New York'taki Corning Cam Müzesi araştırmacılarınca yapılan kimyasal ve röntgenoptik bilimsel araştırmalar camın gerçek anlamda bir fayans olmayan "Mısır fayansı"nın geliştirilmesiyle ortaya çıkmış olabileceğini göstermektedir. Bu fayansın o devrin cam ürünleriyle benzerliği o denli fazladır ki o devrin ilkel araç, gereçleri; fırınları ve olanakları göz önüne alındığında bu "fayans" hamurunun çok uzun pişirilmesi, çok fazla sıcaklıklara getirilmesi veya fazla sodyum içermesi sonunda camın ortaya çıktığı kabul edilir.

Ancak bilimsel köken araştırmaları yanında tarihi efsanelerde de bu konuya rastlanmaktadır. Pilinius ve flavius'un ta kayalarından almak zorunda kalmışlardır. Ateşle birlikte bu soda kayacıkları akkor haline geçmiş ve nehir yatağının temiz kumuyla birleşerek sıcakken akışkan, donduktan sonra şeffaf ve katı bir maddeye, cama dönüşmüşlerdir.

Hangi açıklamaya inanılırsa inanılsın camın kökeninin Ön Asya'da olduğu gerçektir. Yapılan kazılar ve araştırmalar sonucunda günün birinde camın kökeniyle ilgili gerçeklerin tamamen ortaya çıkacağı kesindir.

Camın Yapısı :

Cam genelde silisyum asidi;alkali veya toprak alkalili oksitler ve az bir oranda da renk verici oksitlerin karışımından meydana gelir. Cam kumu, soda veya potas, kireç ve renk verici veya ağartıcı maddelerden oluşan karışımın uygun koşullarda eritilmesiyle elde edilir.

Silisyum asit doğada kuarz kumu (SiO2)olarak bulunmaktadır. Erime noktası yaklaşık 1800 derece düzeylerindedir.

Kireç (CaCO3) doğada mermer, tebeşir veya kireç taşı olarak bulunmaktadır. Eskiden cam üretiminde yalnızca yanmış kireç (CaO) kullanılıyorduysa da bugün artık öğütülmüş kireç taşından yararlanılmaktadır. Kirecin erime noktası 2500 derece düzeylerindedir.
Bu maddeleri ergime noktaları altında belirli bir sıcaklıkta eritebilmek için bir takım katalizörlere ihtiyaç vardır. Bu katalizörler şunlardır:
Soda (Na2CO3):Susuz natrium karbonat olarak da tanınan sodanın erime noktası 890 derece düzeylerinde ; karbonat diye tanınan potasın ise erime noktası 890 derece düzeylerindedir. İkiside fabrikalarda üretilirler. Soda üretimi genellikle Solyav yöntemiyle (tuzlu suyun içine amonyum karbonat iletilir)gerçekleştirilir.

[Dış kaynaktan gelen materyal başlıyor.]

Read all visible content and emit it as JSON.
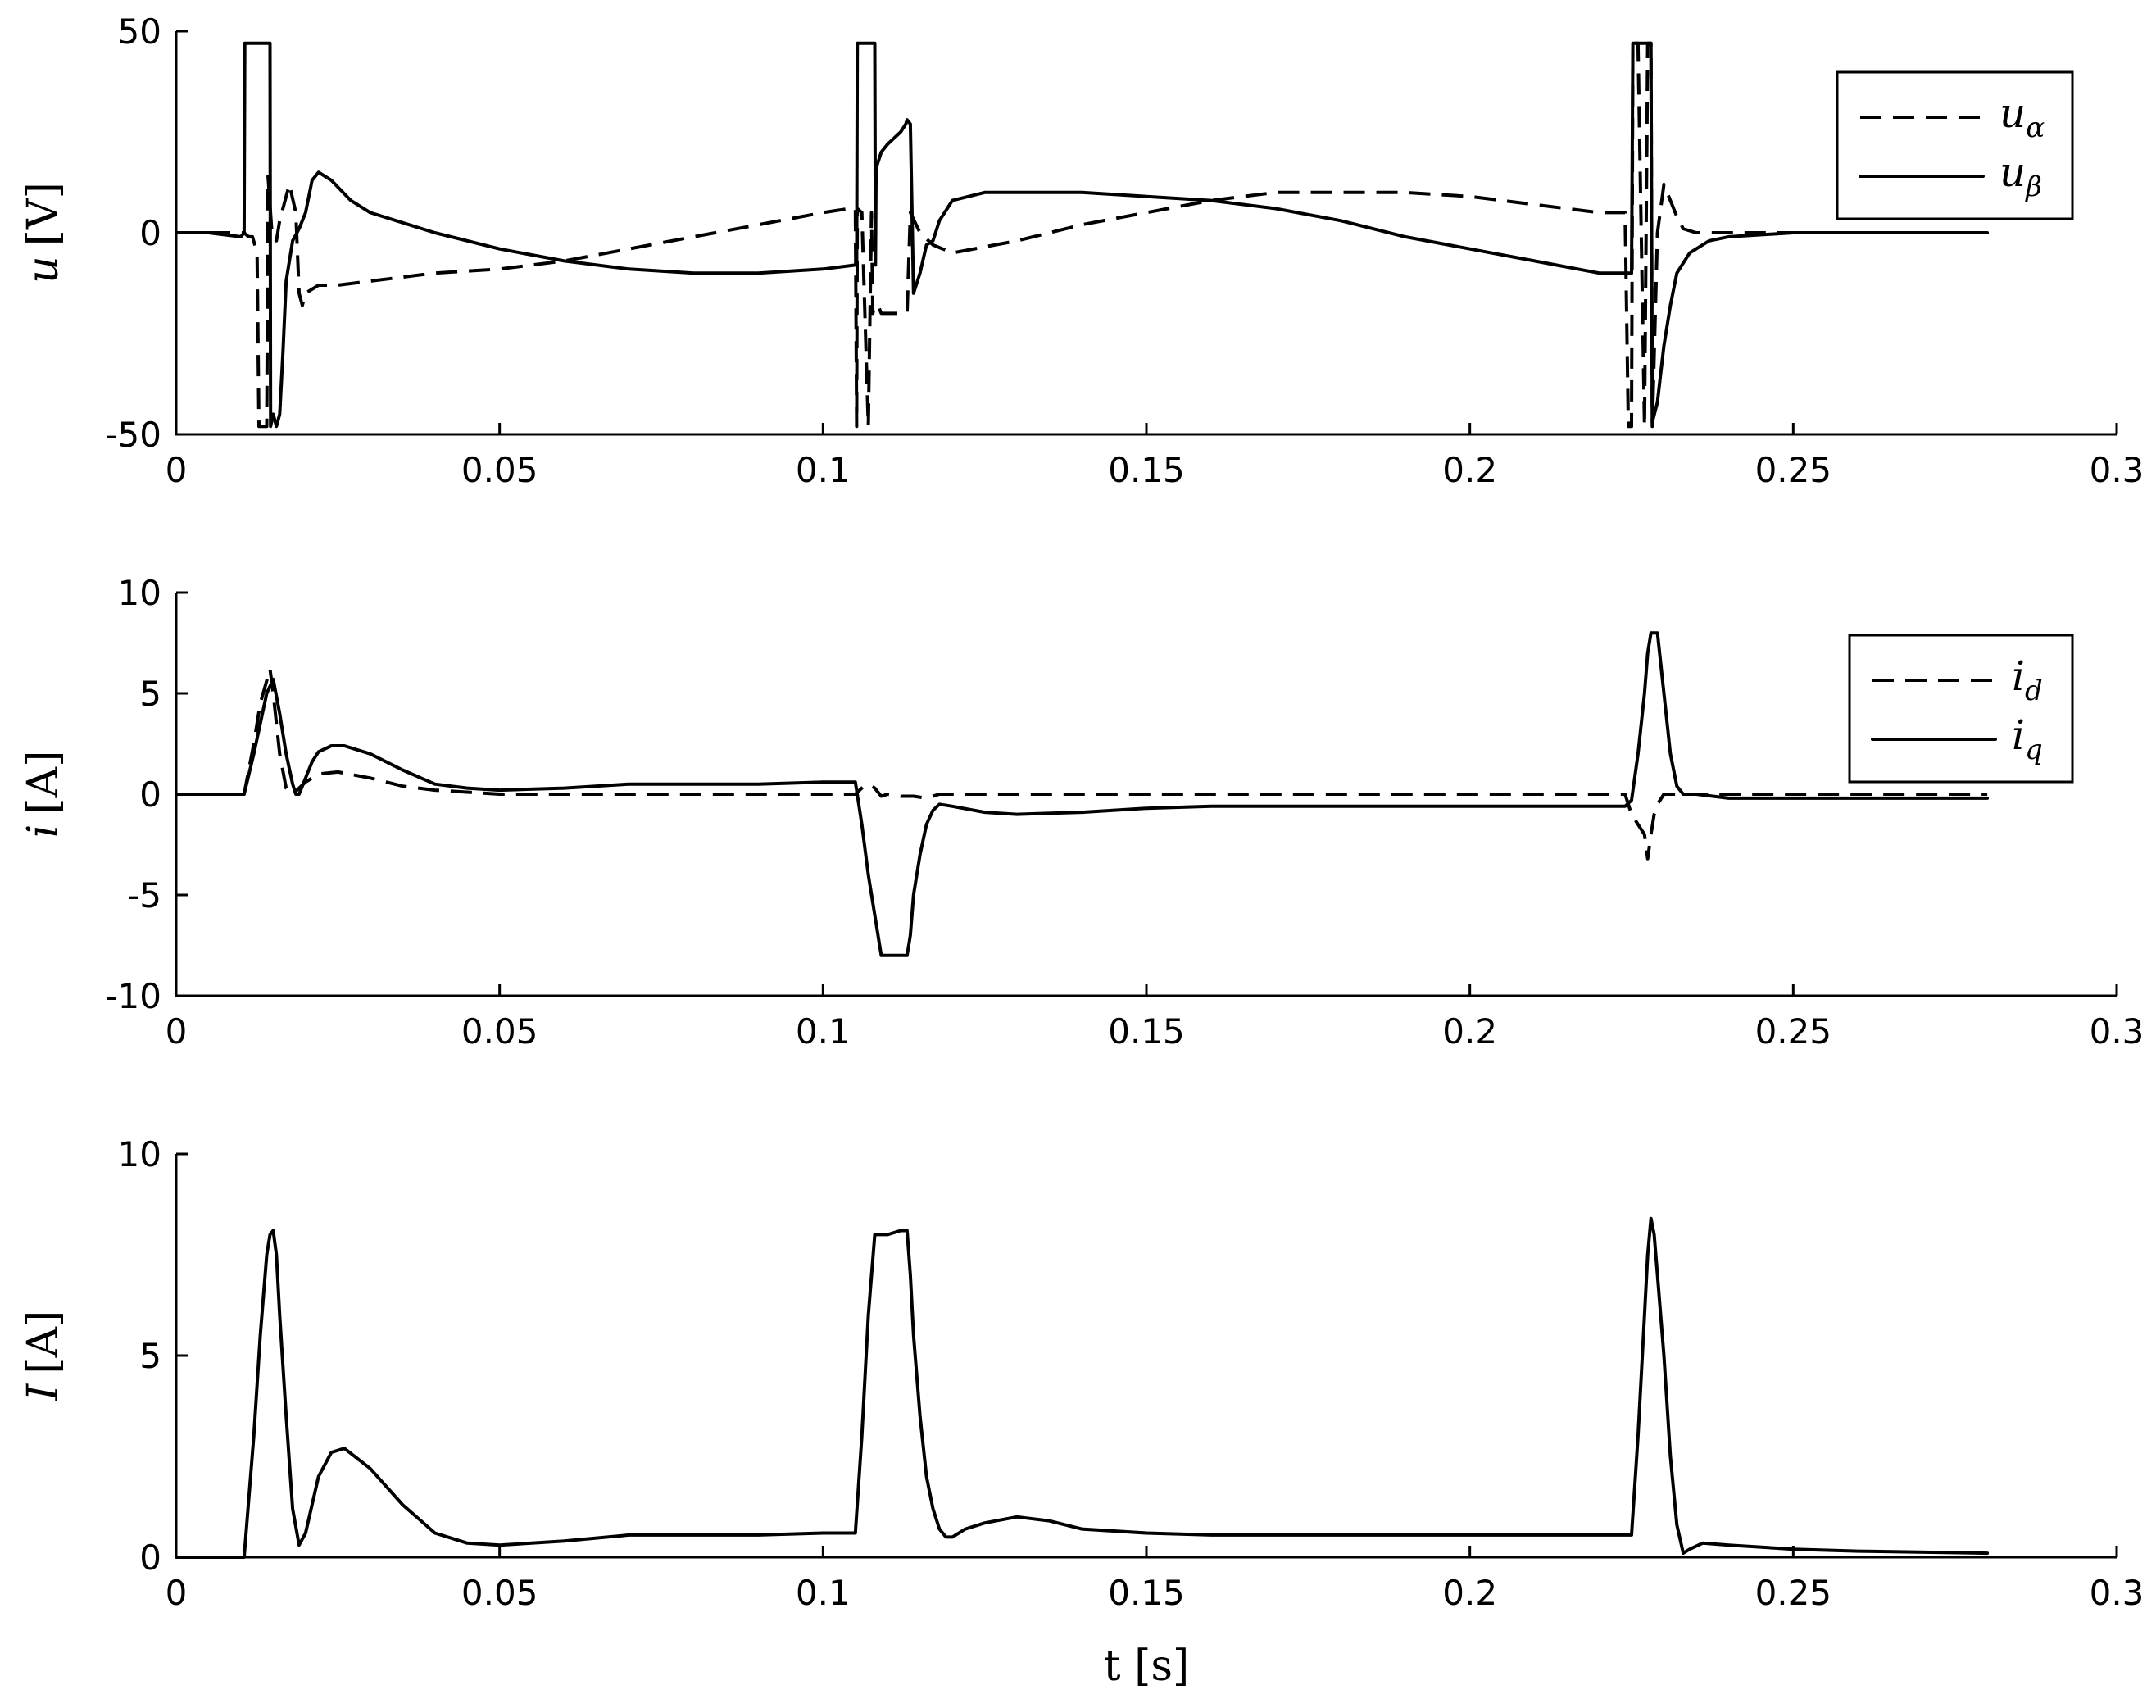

Sodyum sülfat r.kimyager Johann Rudolf Glauber tarafından bulunmuştur. Cam eriyiğinde yalnızca sodyum sülfat kullanılabilir. Erime derecesi 900 derecedir.

Kurşun oksit (Pb3O4):Cama ışık kırılganlığını arttırmak suretiyle daha fazla parlaklık kazandırır.Camın özgül ağırlığı artar.

Bor :Camın ısı değişimlerine dayanıklılığı arttırılabilir . (labaratuvar camları,yemek pişirilen cam kaplar vb...)

Cama renk veren maddeler :

Yapım işlemi sırasında, henüz cam hamuruna katılan bazı maddeler oranlarına bağlı olarak faklı tonlarda renk verirler. Bu renklendirme aşamasında kullanılan maddeler şunlardı :

Bakır: Yeşil, turkuaz, kırmızı
Krom: Sarı, yeşil
Demir: Yeşil, mavi, sarı
Bakır : Yeşil, Mavi
Nikel: Potas camında menekşe
Kobalt: Koyu mavi, açık mavi soda camında sarı renk
Magnezyum: Mor, eflatun
Selenyum: Soda camında pembe
Gümüş: Koyu sarı kurşun camında amber renk
Altın: Pembe, kırmızı
Titanyum:Sarı, kahverengi
Çinko, fosfat, kalay: Opak beyaz
Uranyum: Yeşilimsi sarı
Antimon: Sarı

Bu maddelerin kullanılmasında ekonomik etkenler ön plandadır. Bu bağlamda pahalı madenler ( altın- gümüş gibi) daha çok özel kullanıma yönelik objelerde, ucuz madenler ise günlük kullanıma yönelik eşyalarda renklendirici olarak olarak tercih edilmiştir. Buradan da anlaşıldığı gibi cam üretimini madenlerle yakın bir ilişkisi vardır. Dolayısıyla cam üretiminin yoğun olduğu bölgelerde maden ocakları karşımıza çıkar.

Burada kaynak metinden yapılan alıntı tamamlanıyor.